The Queensland government is amending union spending laws which require unions to ballot members before spending $10,000 on a political campaign.

Union spending laws in Queensland will be relaxed in amendments introduced by the Newman government.

The laws, which came into effect in July last year, require unions to ballot members before spending $10,000 on a political campaign, a move they say delays and puts a price on free speech.

Since the laws were introduced, the High Court upheld a union challenge to similar laws in NSW and the federal government also established a Royal Commission into trade union governance and corruption.

The Queensland Council of Unions also initiated a High Court challenge.

Attorney-General Jarrod Bleijie originally introduced the laws to give grassroots union members a say on how their money is spent.

But he concedes the amendments are necessary for now.

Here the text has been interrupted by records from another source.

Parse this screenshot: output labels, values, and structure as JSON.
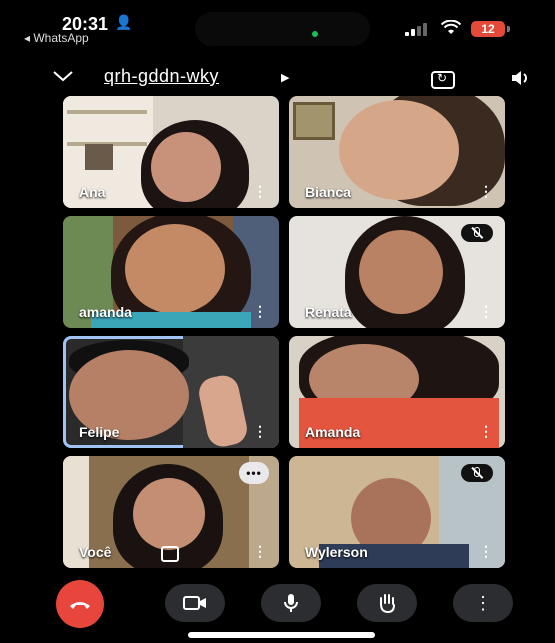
{
  "status_bar": {
    "time": "20:31",
    "back_app": "◂ WhatsApp",
    "battery": "12"
  },
  "meeting": {
    "code": "qrh-gddn-wky"
  },
  "participants": [
    {
      "name": "Ana"
    },
    {
      "name": "Bianca"
    },
    {
      "name": "amanda"
    },
    {
      "name": "Renata"
    },
    {
      "name": "Felipe"
    },
    {
      "name": "Amanda"
    },
    {
      "name": "Você"
    },
    {
      "name": "Wylerson"
    }
  ],
  "icons": {
    "tile_menu": "⋮",
    "chevron": "chevron-down-icon",
    "speaker": "speaker-icon"
  },
  "colors": {
    "end_call": "#e8453c",
    "control_bg": "#2c2d30",
    "active_speaker_border": "#9fc3f2",
    "battery": "#e34a3a"
  }
}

“We’ve had to take the balloting provision off the books for the moment following the High Court decision between the New South Wales government and unions in December,” he said.

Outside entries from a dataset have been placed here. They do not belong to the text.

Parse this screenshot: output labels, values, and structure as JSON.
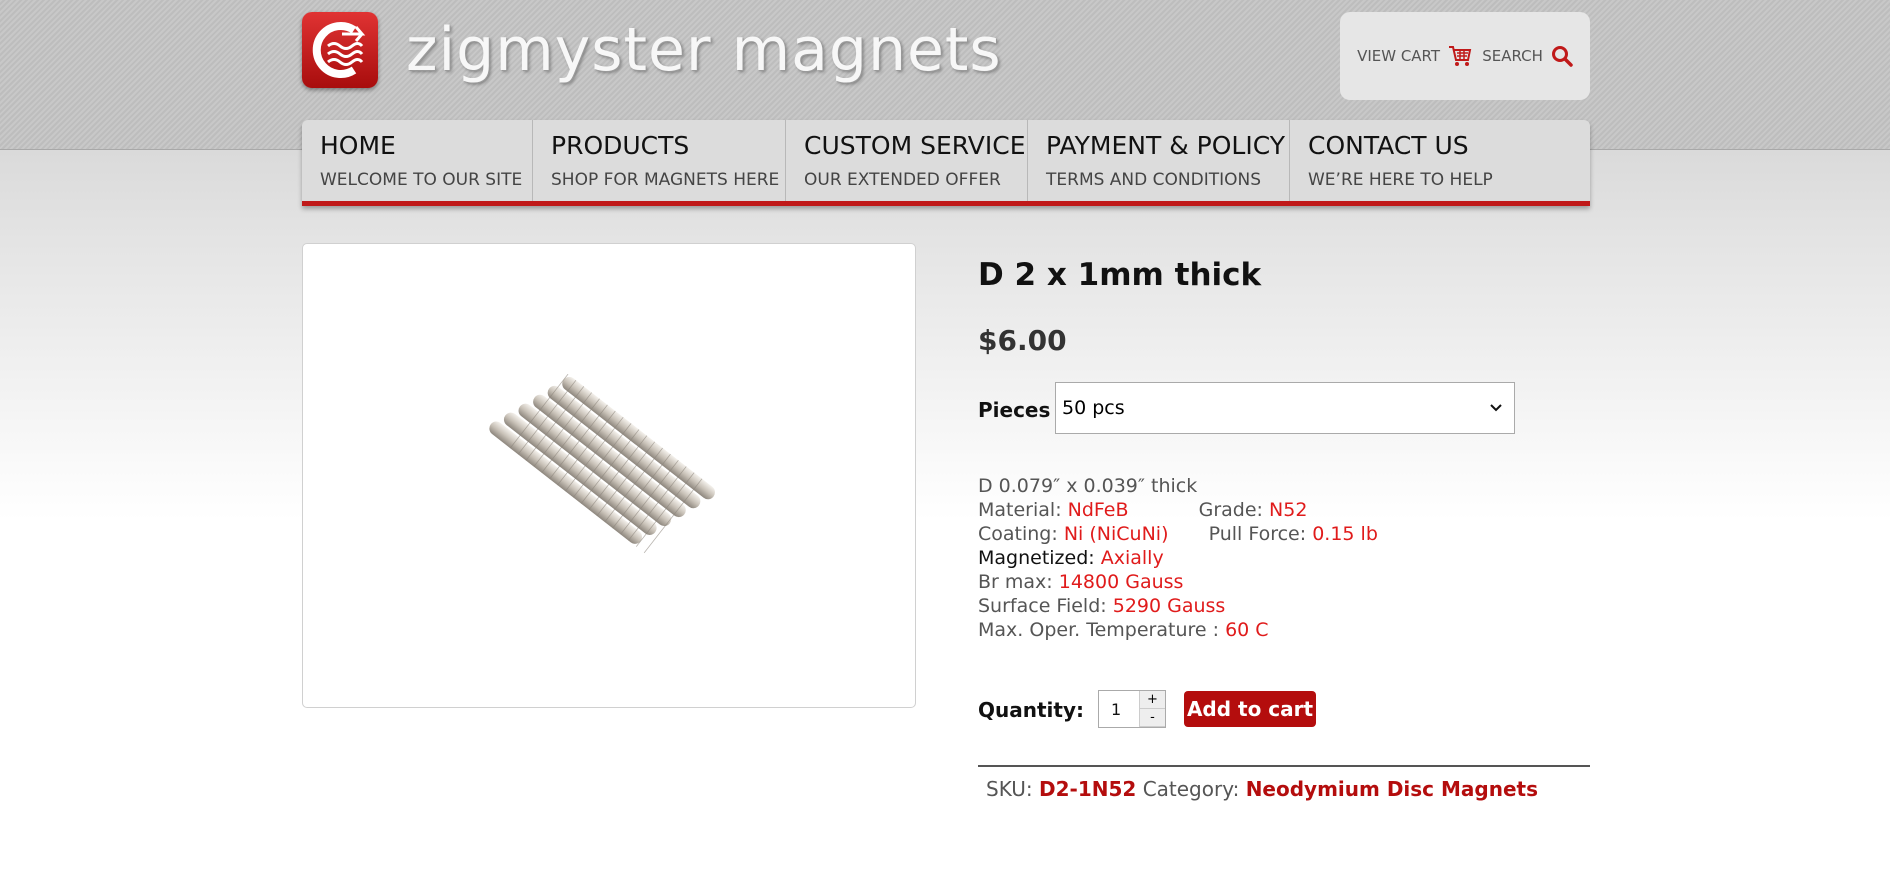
{
  "brand": {
    "name": "zigmyster magnets"
  },
  "header_tools": {
    "view_cart": "VIEW CART",
    "search": "SEARCH"
  },
  "nav": [
    {
      "title": "HOME",
      "subtitle": "WELCOME TO OUR SITE"
    },
    {
      "title": "PRODUCTS",
      "subtitle": "SHOP FOR MAGNETS HERE"
    },
    {
      "title": "CUSTOM SERVICE",
      "subtitle": "OUR EXTENDED OFFER"
    },
    {
      "title": "PAYMENT & POLICY",
      "subtitle": "TERMS AND CONDITIONS"
    },
    {
      "title": "CONTACT US",
      "subtitle": "WE’RE HERE TO HELP"
    }
  ],
  "product": {
    "title": "D 2 x 1mm thick",
    "price": "$6.00",
    "pieces_label": "Pieces",
    "pieces_selected": "50 pcs",
    "specs": {
      "dimensions": "D 0.079″ x 0.039″ thick",
      "material_label": "Material:",
      "material": "NdFeB",
      "grade_label": "Grade:",
      "grade": "N52",
      "coating_label": "Coating:",
      "coating": "Ni (NiCuNi)",
      "pull_force_label": "Pull Force:",
      "pull_force": "0.15 lb",
      "magnetized_label": "Magnetized:",
      "magnetized": "Axially",
      "br_max_label": "Br max:",
      "br_max": "14800 Gauss",
      "surface_field_label": "Surface Field:",
      "surface_field": "5290 Gauss",
      "max_temp_label": "Max. Oper. Temperature :",
      "max_temp": "60 C"
    },
    "quantity_label": "Quantity:",
    "quantity_value": "1",
    "qty_plus": "+",
    "qty_minus": "-",
    "add_to_cart": "Add to cart",
    "sku_label": "SKU:",
    "sku": "D2-1N52",
    "category_label": "Category:",
    "category": "Neodymium Disc Magnets"
  },
  "colors": {
    "accent_red": "#c01919",
    "spec_red": "#e01b1b",
    "button_red": "#b40d0d"
  }
}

“Our commitment to transparency in industrial organisations remains the same and we will await the decision of the federal government’s Royal Commission into trade union corruption.”

Opposition Leader Annastacia Palaszczuk said Mr Bleijie had made another bungle.

“Enough is enough,” she said.

“He should resign or the premier should sack him if he has any standards for his ministers.”

Queensland Council of Unions spokeswoman Ros McLennan says unions can hold the LNP government to account without fear.

“Unions refused to be shut up or shut down,” she said.

“Now at the 11th hour, the government has sneakily repealed certain provisions.”

The amendments were expected to pass on Wednesday night.